Un tel travail d'entretien demande l'engagement d'une quinzaine d'ingénieurs et de matelots à bord. Et aux Etats-Unis, mais aussi en Italie, c'est l'argent des contribuables qui sert à payer les salaires, mais pas que. Selon les journalistes de Bloomberg, les contribuables américains mettent également la main à la poche pour couvrir les frais d'amarrage. A San Diego, le blocage de l'Amadea s'élève à plus de 120 000 dollars. Sur un an, les contribuables devraient être amenés à débourser plus de 50 millions de dollars pour entretenir les flottes russes inutilisées.
Alors, pour éviter que les citoyens ne financent les sanctions de leur poche, la majorité des gouvernements occidentaux font le choix de ne plus saisir, mais de confisquer les super yachts russes. Comme il est expliqué dans l'article de Bloomberg, du point de vue de la loi américaine, le gouvernement confisque lorsqu'un actif a été acquis par acte criminel.
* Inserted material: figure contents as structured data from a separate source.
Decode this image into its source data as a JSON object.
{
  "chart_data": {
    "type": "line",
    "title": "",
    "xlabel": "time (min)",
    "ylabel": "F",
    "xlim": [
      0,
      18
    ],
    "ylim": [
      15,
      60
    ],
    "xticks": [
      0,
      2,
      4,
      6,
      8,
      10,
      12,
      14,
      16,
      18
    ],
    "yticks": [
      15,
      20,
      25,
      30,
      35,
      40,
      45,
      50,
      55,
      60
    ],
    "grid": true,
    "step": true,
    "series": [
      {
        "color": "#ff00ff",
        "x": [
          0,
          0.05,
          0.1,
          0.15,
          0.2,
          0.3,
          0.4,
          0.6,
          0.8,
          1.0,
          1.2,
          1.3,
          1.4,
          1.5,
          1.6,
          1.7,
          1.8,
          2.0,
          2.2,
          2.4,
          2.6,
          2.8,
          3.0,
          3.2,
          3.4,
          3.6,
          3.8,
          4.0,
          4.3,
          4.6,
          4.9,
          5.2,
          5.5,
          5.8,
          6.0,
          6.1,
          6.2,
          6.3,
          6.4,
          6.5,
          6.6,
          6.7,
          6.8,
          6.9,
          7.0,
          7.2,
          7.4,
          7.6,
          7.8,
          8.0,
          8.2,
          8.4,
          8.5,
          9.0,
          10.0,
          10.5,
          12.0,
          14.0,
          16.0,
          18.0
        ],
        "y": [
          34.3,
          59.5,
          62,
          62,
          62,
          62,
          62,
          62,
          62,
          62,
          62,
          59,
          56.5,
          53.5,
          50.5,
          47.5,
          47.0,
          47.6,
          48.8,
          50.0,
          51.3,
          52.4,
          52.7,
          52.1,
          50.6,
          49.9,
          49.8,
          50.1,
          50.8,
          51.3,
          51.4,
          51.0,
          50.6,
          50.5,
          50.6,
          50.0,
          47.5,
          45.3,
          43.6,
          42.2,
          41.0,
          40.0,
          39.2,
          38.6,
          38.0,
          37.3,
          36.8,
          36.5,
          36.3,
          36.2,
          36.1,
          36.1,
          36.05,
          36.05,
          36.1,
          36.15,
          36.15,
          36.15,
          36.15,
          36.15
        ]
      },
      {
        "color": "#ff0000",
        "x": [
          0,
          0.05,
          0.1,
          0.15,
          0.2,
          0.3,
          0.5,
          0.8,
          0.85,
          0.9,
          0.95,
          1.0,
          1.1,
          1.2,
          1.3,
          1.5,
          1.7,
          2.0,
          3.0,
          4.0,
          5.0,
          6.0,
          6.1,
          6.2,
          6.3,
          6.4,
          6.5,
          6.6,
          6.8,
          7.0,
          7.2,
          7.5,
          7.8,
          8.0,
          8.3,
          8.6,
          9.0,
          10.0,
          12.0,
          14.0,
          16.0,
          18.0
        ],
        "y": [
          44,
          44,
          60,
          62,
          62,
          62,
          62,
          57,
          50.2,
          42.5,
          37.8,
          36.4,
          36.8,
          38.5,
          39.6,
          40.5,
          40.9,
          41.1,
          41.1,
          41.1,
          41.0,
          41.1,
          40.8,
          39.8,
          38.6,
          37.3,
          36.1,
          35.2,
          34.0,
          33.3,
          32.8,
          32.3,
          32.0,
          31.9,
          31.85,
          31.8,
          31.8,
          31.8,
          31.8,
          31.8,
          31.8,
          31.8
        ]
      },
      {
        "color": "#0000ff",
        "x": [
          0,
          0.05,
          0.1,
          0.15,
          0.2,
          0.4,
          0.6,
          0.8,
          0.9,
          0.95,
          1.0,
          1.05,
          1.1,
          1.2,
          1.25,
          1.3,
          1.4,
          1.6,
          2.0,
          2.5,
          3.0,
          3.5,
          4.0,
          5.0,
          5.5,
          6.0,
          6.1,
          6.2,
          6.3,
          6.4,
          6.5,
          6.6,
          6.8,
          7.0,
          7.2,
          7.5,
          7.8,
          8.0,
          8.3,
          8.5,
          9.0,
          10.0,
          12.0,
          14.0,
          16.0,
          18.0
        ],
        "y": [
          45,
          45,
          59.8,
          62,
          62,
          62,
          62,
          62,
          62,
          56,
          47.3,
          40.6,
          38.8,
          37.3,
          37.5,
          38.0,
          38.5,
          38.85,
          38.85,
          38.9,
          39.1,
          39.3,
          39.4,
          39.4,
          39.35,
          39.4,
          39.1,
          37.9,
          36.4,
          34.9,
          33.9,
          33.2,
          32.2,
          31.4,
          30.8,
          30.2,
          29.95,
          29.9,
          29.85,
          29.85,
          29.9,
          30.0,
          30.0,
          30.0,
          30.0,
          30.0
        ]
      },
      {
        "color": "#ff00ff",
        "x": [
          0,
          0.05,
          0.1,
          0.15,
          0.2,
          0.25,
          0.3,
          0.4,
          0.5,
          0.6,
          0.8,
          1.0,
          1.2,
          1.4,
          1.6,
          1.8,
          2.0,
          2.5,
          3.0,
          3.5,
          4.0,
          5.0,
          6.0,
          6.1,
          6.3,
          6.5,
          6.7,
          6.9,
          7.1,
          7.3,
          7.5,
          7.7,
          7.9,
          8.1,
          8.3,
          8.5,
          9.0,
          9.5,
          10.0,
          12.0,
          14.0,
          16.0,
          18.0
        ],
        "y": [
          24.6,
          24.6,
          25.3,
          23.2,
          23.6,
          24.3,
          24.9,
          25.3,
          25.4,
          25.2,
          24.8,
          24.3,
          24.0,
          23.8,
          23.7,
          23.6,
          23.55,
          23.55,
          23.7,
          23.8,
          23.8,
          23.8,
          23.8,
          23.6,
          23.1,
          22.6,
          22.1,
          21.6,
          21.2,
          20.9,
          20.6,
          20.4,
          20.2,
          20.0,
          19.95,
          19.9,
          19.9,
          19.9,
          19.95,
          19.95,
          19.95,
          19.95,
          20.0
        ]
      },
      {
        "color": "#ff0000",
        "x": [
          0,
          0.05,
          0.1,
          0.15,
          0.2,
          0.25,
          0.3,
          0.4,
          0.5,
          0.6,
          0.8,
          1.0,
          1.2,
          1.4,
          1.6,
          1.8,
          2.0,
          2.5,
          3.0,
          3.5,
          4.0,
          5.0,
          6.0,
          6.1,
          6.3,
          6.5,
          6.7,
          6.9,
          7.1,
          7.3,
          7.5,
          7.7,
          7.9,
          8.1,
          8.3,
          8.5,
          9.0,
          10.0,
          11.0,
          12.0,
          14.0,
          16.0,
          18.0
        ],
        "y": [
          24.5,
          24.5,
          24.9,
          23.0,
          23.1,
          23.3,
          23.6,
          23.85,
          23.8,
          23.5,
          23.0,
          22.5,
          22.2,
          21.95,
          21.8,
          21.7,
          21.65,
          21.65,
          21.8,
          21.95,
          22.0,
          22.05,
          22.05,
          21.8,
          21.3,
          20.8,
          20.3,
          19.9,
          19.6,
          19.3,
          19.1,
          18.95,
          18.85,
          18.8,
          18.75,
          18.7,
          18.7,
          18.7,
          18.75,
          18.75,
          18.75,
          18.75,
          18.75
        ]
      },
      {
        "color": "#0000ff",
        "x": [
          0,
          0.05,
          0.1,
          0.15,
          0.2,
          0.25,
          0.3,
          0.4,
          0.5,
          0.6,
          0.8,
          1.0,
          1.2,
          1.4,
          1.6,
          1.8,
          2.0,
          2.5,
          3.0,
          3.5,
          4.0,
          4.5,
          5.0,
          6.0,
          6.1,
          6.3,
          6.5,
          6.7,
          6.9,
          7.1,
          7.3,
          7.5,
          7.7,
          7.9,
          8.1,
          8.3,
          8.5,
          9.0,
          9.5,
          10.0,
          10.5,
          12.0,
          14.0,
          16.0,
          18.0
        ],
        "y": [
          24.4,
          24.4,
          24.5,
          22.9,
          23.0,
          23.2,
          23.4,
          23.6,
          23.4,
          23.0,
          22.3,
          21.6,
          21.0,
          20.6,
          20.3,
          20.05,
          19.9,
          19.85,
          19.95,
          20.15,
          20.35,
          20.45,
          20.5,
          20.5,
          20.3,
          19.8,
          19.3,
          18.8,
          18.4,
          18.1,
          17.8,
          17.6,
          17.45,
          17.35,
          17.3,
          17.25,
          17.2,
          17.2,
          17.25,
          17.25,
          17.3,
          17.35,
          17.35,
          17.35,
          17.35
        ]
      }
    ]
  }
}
Dans le cadre de la guerre en Ukraine, le crime, ici, est d'avoir violé les sanctions à l'encontre de la Russie.
Or, dans de nombreux pays européens, les violations des sanctions occidentales ne sont pas considérées comme un crime. Selon Bloomberg, l'Union européenne tente de changer cela, alors que les Russes sanctionnés sont déjà sur le front juridique pour récupérer leurs avoirs confisqués.
Dans le même temps, l'Ukraine revendique un besoin urgent de financement. Pour reconstruire un pays dévasté par les bombardements de la guerre, le gouvernement de Volodymyr Zelensky a estimé les coûts à 750 milliards de dollars.
Début juillet, à Lugano, le premier ministre ukrainien Denys Chmyhal a proposé de financer une partie de ce projet en recevant 300 à 500 milliards de dollars d'avoirs russes gelés par les Etats-Unis, l'Union européenne et le Royaume-Uni. La Suisse, hôte de l'événement diplomatique s'est montrée peu favorable à la suggestion, par crainte de donner «trop de pouvoir» à l'Etat ukrainien.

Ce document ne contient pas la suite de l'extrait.